This is an automated email from the ASF dual-hosted git repository.
alamb pushed a commit to branch main
in repository https://gitbox.apache.org/repos/asf/arrow-datafusion.git
The following commit(s) were added to refs/heads/main by this push:
new 4173070be5 Minor: Improve `PruningPredicate` docstrings more (#8748)
4173070be5 is described below
commit 4173070be5df2959bdb85abd57e097062ab128d4
Author: Andrew Lamb <[email protected]>
AuthorDate: Fri Jan 5 10:29:24 2024 -0500
Minor: Improve `PruningPredicate` docstrings more (#8748)
---
datafusion/core/src/physical_optimizer/pruning.rs | 77 ++++++++++++++---------
1 file changed, 48 insertions(+), 29 deletions(-)

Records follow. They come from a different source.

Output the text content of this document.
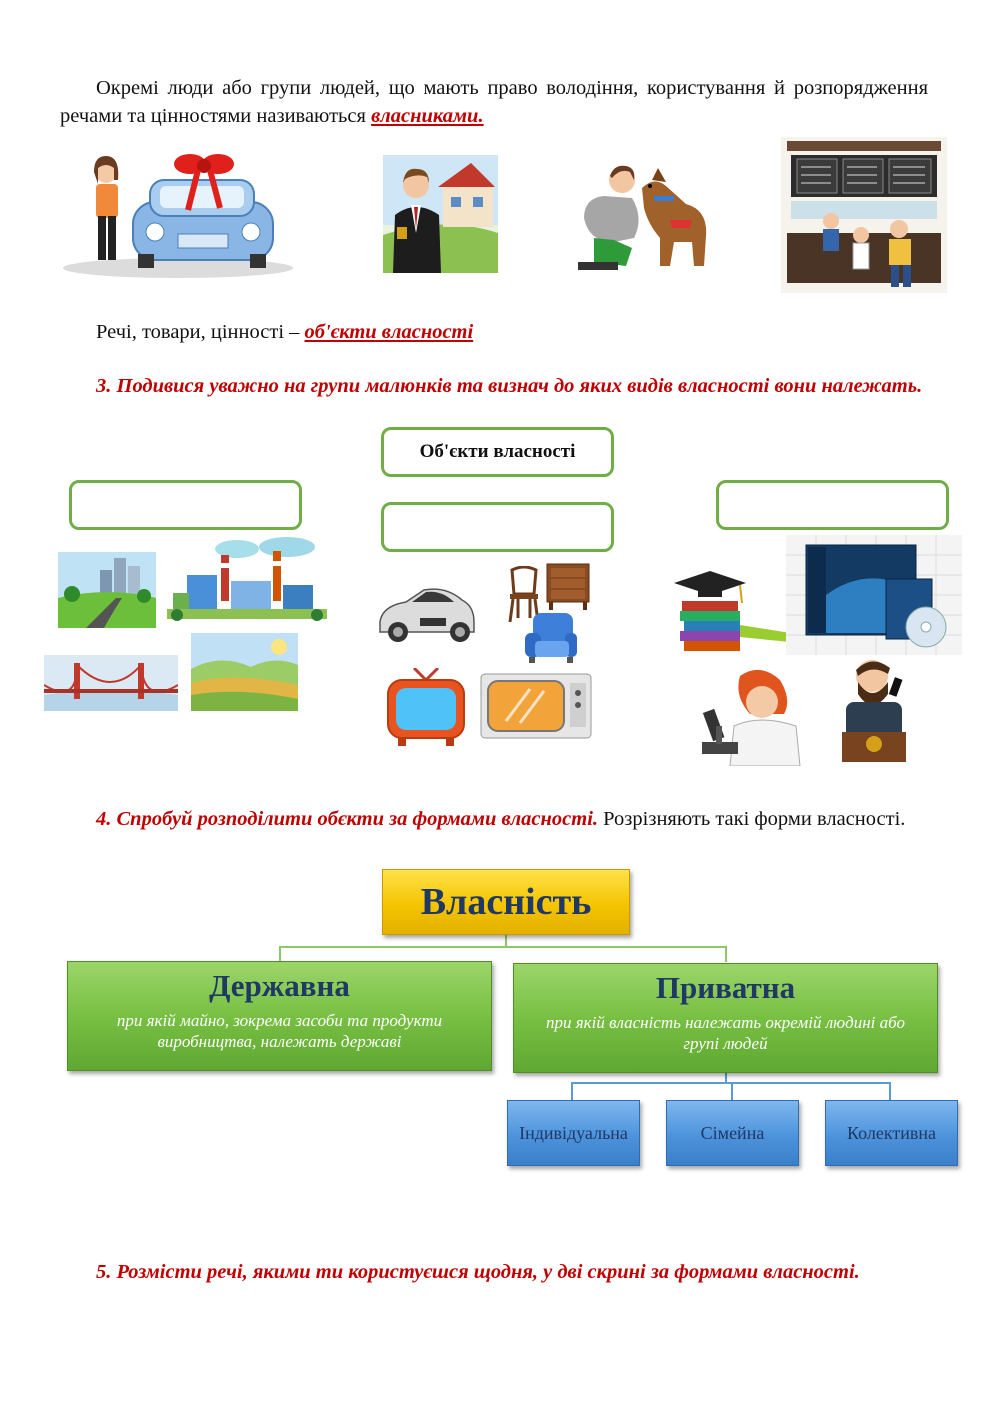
Окремі люди або групи людей, що мають право володіння, користування й розпорядження речами та цінностями називаються власниками.
Речі, товари, цінності – об'єкти власності
3. Подивися уважно на групи малюнків та визнач до яких видів власності вони належать.
Об'єкти власності
4. Спробуй розподілити обєкти за формами власності. Розрізняють такі форми власності.
Власність
Державна
при якій майно, зокрема засоби та продукти виробництва, належать державі
Приватна
при якій власність належать окремій людині або групі людей
Індивідуальна	Сімейна	Колективна
5. Розмісти речі, якими ти користуєшся щодня, у дві скрині за формами власності.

diff --git a/datafusion/core/src/physical_optimizer/pruning.rs
b/datafusion/core/src/physical_optimizer/pruning.rs
index 1b68553a89..0cbbaf2bf6 100644
--- a/datafusion/core/src/physical_optimizer/pruning.rs
+++ b/datafusion/core/src/physical_optimizer/pruning.rs
@@ -45,12 +45,23 @@ use datafusion_physical_expr::utils::{collect_columns,
Guarantee, LiteralGuarant
use datafusion_physical_expr::{expressions as phys_expr, PhysicalExprRef};
use log::trace;
-/// Interface to pass statistics (min/max/nulls) information to
[`PruningPredicate`].
+/// A source of runtime statistical information to [`PruningPredicate`]s.
///
-/// Returns statistics for containers / files as Arrow [`ArrayRef`], so the
-/// evaluation happens once on a single `RecordBatch`, amortizing the overhead
-/// of evaluating of the predicate. This is important when pruning 1000s of
-/// containers which often happens in analytic systems.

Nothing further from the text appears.